Proxy-based reconstructions of past changes in atmospheric carbon dioxide concentrations (pCO2) are essential for understanding climate dynamics. A common method for reconstructing past pCO2 is based on the carbon isotopic fractionation during photosynthesis by Rubisco (εp). This proxy method is based upon the difference (εp) between the stable carbon isotopic composition (δ13C) of dissolved CO2 and the δ13C of marine photoautotroph biomass, which depends on the concentration of dissolved CO2, related to pCO2 through Henry’s Law. This method has been applied to the general phytoplankton biomarker chlorophyll (preserved as isoprenoids like phytol, phytane, and pristane in the sedimentary record) to reconstruct photoautotroph biomass δ13C. The long-term stability of these chlorophyll-derived biomarkers in the sedimentary record has currently allowed the reconstruction of pCO2 across the Phanerozoic (∼450 million years). However, the chlorophyll-derived biomarker proxy currently lacks a robust validation within modern settings. Here we investigate the relationship between the δ13C of chlorophyll (as phytol) and the concentration of dissolved CO2 in the modern ocean using a globally distributed set of 30 marine core top sediments and 75 suspended particulate matter samples.

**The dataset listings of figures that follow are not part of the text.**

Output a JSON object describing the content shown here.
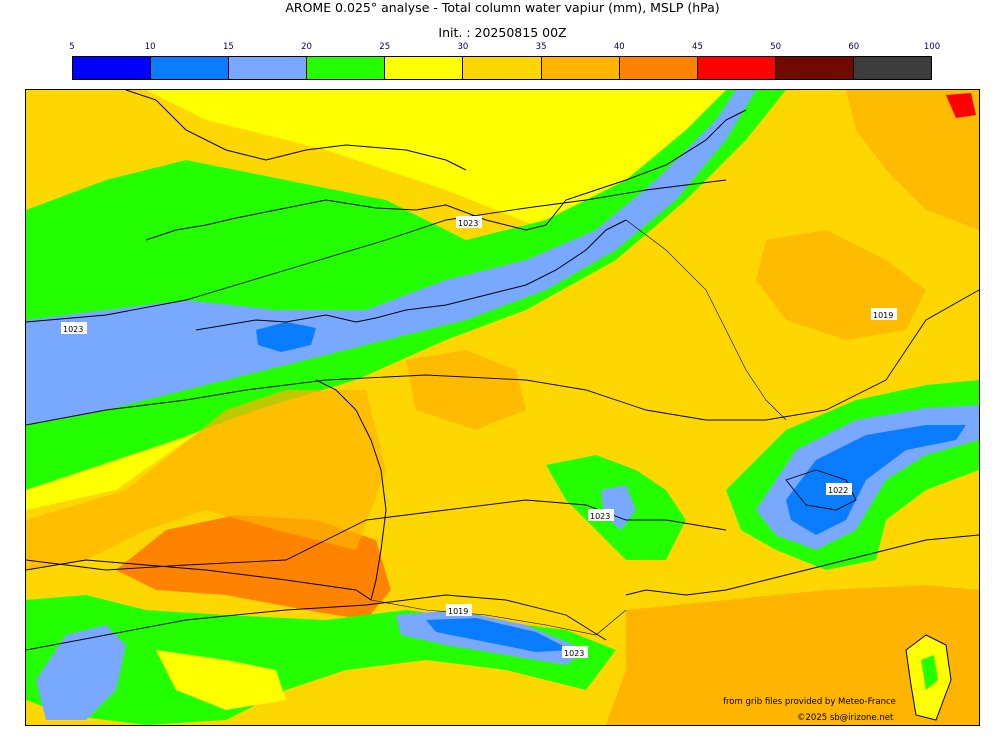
{
  "header": {
    "title": "AROME 0.025° analyse - Total column water vapiur (mm), MSLP (hPa)",
    "init": "Init. : 20250815 00Z"
  },
  "colorbar": {
    "ticks": [
      "5",
      "10",
      "15",
      "20",
      "25",
      "30",
      "35",
      "40",
      "45",
      "50",
      "60",
      "100"
    ],
    "colors": [
      "#0000ff",
      "#0a7cff",
      "#78a8ff",
      "#23ff00",
      "#ffff00",
      "#ffd700",
      "#ffb400",
      "#ff8200",
      "#ff0000",
      "#6e0a00",
      "#3c3c3c"
    ]
  },
  "map": {
    "isobar_labels": [
      "1023",
      "1023",
      "1019",
      "1023",
      "1022",
      "1019",
      "1023"
    ]
  },
  "footer": {
    "credit": "from grib files provided by Meteo-France",
    "copyright": "©2025 sb@irizone.net"
  }
}
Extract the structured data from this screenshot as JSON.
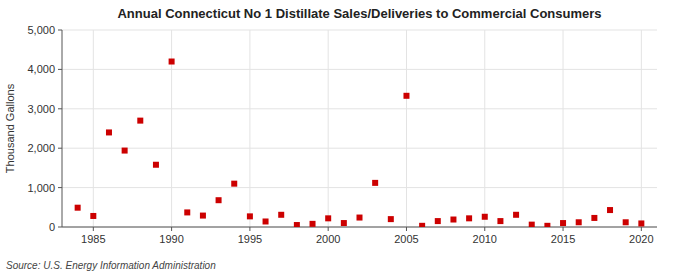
{
  "chart_data": {
    "type": "scatter",
    "title": "Annual Connecticut No 1 Distillate Sales/Deliveries to Commercial Consumers",
    "y_label": "Thousand Gallons",
    "annotations": [
      "Source: U.S. Energy Information Administration"
    ],
    "x": [
      1984,
      1985,
      1986,
      1987,
      1988,
      1989,
      1990,
      1991,
      1992,
      1993,
      1994,
      1995,
      1996,
      1997,
      1998,
      1999,
      2000,
      2001,
      2002,
      2003,
      2004,
      2005,
      2006,
      2007,
      2008,
      2009,
      2010,
      2011,
      2012,
      2013,
      2014,
      2015,
      2016,
      2017,
      2018,
      2019,
      2020
    ],
    "values": [
      490,
      280,
      2400,
      1940,
      2700,
      1580,
      4200,
      370,
      290,
      680,
      1100,
      270,
      140,
      310,
      50,
      80,
      220,
      100,
      240,
      1120,
      200,
      3330,
      30,
      150,
      190,
      220,
      260,
      150,
      310,
      60,
      30,
      100,
      120,
      230,
      430,
      120,
      90
    ],
    "color": "#cc0000",
    "marker": "square",
    "grid": true,
    "xlim": [
      1983,
      2021
    ],
    "ylim": [
      0,
      5000
    ],
    "xticks": [
      1985,
      1990,
      1995,
      2000,
      2005,
      2010,
      2015,
      2020
    ],
    "yticks": [
      0,
      {
        "value": 1000,
        "label": "1,000"
      },
      {
        "value": 2000,
        "label": "2,000"
      },
      {
        "value": 3000,
        "label": "3,000"
      },
      {
        "value": 4000,
        "label": "4,000"
      },
      {
        "value": 5000,
        "label": "5,000"
      }
    ]
  }
}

Our results demonstrate a positive relationship between the extent of fractionation (higher phytol εp) and dissolved CO2 concentration. This marks the first empirical calibration between phytol εp and the concentration of dissolved CO2 in natural settings. We find that terrestrial input negatively affects this observed relationship, and the exclusion of coastal samples from our dataset improves the correlation. When applied to previously published Pleistocene proxy data, our new calibration provides an improved pCO2 reconstruction with estimates that are statistically like direct pCO2 measurements from the Antarctic ice cores. When applied to published data from the entire Phanerozoic, our calibration provides estimates in line with those of other proxy methods, emphasizing the potential of chlorophyll for reconstructions of pCO2 across geological time.